The Madman’s Daughter

They vanished into the rectangle of morning sunlight.

 

If he was mad enough to think the beasts harmless, he was mad enough to take Montgomery outside and shoot him. I twisted my wrist. Clawed at the manacle. It didn’t give. I studied the manacle and found a small black opening on the side for a key.

 

I might be able to pick the lock. If I just had … yes, the surgical tools. I fell to the floor and reached as far as my shackled wrist would let me. Scalpels, forceps, needles—they littered the floor out of reach. I slid out my toe as far as I could, but I was still inches away.

 

“Blast!” I yelled. I jerked on the manacle.
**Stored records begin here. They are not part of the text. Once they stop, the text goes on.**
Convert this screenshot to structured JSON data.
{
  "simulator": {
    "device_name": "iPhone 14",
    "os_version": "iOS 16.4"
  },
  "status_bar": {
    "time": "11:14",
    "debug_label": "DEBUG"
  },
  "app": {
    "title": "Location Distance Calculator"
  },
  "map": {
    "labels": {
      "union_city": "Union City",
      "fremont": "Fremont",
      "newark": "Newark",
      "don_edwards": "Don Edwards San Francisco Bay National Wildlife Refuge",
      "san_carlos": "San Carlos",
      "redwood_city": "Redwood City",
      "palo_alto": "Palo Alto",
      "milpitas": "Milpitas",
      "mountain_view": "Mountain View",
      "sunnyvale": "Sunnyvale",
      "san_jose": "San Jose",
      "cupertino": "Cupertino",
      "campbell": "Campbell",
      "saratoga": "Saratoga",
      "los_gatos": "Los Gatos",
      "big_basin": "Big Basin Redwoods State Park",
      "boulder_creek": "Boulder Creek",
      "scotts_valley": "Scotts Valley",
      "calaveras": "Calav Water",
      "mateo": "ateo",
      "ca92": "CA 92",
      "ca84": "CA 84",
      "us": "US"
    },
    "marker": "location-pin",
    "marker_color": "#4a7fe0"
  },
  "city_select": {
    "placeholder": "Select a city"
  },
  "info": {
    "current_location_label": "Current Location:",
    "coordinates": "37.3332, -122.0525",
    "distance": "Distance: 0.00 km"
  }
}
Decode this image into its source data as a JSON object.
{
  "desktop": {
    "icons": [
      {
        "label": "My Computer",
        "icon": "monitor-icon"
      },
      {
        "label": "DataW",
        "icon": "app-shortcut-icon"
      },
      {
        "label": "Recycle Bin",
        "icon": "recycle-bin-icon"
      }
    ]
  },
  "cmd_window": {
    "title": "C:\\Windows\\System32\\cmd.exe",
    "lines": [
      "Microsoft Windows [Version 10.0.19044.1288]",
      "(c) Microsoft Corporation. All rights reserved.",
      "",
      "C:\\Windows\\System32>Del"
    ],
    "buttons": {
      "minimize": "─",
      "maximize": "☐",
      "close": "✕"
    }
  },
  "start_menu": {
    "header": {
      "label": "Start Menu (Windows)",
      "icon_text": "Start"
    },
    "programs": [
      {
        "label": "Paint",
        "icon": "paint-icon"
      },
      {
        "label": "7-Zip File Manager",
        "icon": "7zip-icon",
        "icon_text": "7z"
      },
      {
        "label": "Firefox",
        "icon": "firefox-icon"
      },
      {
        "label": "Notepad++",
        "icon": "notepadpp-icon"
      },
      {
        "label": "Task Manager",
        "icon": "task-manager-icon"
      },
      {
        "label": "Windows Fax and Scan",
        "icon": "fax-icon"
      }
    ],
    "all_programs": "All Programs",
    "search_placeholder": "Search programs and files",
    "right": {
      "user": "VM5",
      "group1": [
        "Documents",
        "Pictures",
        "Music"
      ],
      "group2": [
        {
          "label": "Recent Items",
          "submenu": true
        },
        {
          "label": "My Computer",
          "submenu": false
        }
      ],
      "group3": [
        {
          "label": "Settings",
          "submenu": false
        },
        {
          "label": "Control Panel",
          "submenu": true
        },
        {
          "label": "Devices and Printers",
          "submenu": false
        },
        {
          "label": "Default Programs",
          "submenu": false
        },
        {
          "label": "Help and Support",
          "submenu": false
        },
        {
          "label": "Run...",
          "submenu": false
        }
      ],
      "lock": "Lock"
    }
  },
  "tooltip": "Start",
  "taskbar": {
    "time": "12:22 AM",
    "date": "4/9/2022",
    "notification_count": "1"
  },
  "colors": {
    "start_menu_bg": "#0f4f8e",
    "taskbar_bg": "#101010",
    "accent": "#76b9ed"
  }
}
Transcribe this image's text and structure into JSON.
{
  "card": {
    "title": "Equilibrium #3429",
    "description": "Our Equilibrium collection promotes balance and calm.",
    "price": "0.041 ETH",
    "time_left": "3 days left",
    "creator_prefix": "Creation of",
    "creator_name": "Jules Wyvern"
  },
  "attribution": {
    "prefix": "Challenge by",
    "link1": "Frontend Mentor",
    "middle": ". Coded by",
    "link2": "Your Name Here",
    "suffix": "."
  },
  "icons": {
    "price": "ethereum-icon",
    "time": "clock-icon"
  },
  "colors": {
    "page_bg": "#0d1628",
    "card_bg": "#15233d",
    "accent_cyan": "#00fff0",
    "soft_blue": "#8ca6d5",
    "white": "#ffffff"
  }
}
The chain clattered—the sound of my imprisonment.

 

I crawled to the desk. My fingertips just grazed the brass drawer handle. I cursed and tugged on the chain. It was twisted. I scrambled to my feet and spun around, twisting the chain the other direction. A straightened chain might give me only an extra half an inch, but that was all I needed.

 

I reached again for the drawer, and my middle finger barely wrapped around the handle. I pulled it open, hoping for a letter opener or a pen. My stomach sank. Files—dozens of them, meticulously labeled, packed tightly. The laboratory was filled with countless sharp objects, but all I could reach was a cabinet filled with useless paper.

 

I slammed my fist on the files. Montgomery might already have a bullet in his skull. Maybe Father would kill me, too. Then again, maybe not. There were worse things on the island than dying.

 

The sweat on my hand smeared the ink on one of the files. I wiped my hand on my skirt and looked at the word.

 

Balthazar.

 

I slid out the file. Inside were pages of notes in tight, controlled handwriting. Sketches. Medical diagrams. Notes on behavior, appetite, origin of the bear and dog he’d been made from. Careful recordings of the exact procedure Father had done five years ago.

 

I read it quickly. Five-fingered, it said. Passable appearance. Still unable to replicate Ajax’s procedure. Suitable for household service.

 

I threw the file on the floor and dug through the rest.

 

Cymbeline.

 

Othello.

 

Iago.

 

Ophelia.

 

All names from Shakespeare’s plays, I realized. That’s how he’d named his creations. There must have been a hundred files, each with careful notes and measurements, as though the islanders were only experiments on paper and not breathing, thinking, killing creatures.

 

My finger paused on a familiar name.

 

Juliet.

 

For a moment time slipped away into some dark void. My lips formed that one word, my name—Juliet, Juliet, Juliet—over and over, repeating until it all made sense. But it never did. How could it? My hand pulled out the file, but it was like someone else’s hand laying the file on the cold ground, opening it, rifling through the few meager pages annotated with my father’s distinctive handwriting.

 

And then time seemed to fracture again and I was back in my own body, all too aware of how my sweaty fingertips caught on the paper, the grit on the ground digging into my legs, as my eyes focused and refocused on the handwriting.

 

The pages had a date—July 1879, one month after I was born. The notes were briefer and more disjointed than Balthazar’s and the others’. The paper wasn’t even the same—these pages looked ripped from an old journal. They must have come from a time before Father had developed a system for cataloging his creations. There were only a few scribbled lines describing the surgery he’d performed when I was an infant. The file told me painfully little, didn’t prove anything—until I reached a handful of words in Latin I didn’t recognize. Except for one.

 

Cervidae.

 

Deer.

 

That was all I needed to see. Feeling melted out of my fingers and I let the pages flutter to the ground. I touched my face, my hair, but sensation was gone—it was like touching flesh that wasn’t mine. And maybe it wasn’t. Maybe it belonged to some animal, a deer. This body—my eyelashes, my toes, the curve of my waist—was a lie. Such a convincing lie that I’d even fooled myself.

 

I slumped against the operating table, eyes closed, hugging my arms in tight. Trying to see within me, to feel if it was true. At some point the lantern must have gone out, because when I opened my eyes, I was alone in darkness. Hours or minutes might have passed—it didn’t matter.

 

The laboratory’s metal door creaked open, and I shielded my eyes from the bright sunlight. The pages of my file lay scattered at my feet. My eyes adjusted slowly to the light. Father came in, his arms folded behind his back like a gentleman. His face was as calm as the afternoon sea. Feeling flooded back into my numb body. My fists balled, slowly. Anger bubbled in my blood, almost giving me the strength to rip the manacle from the table.

 

“Where is he?” I asked.

 

“Montgomery should never have been a concern of yours. His kind are beneath you. His mother was a whore whom Evelyn let scour our pots in her Christian charity.”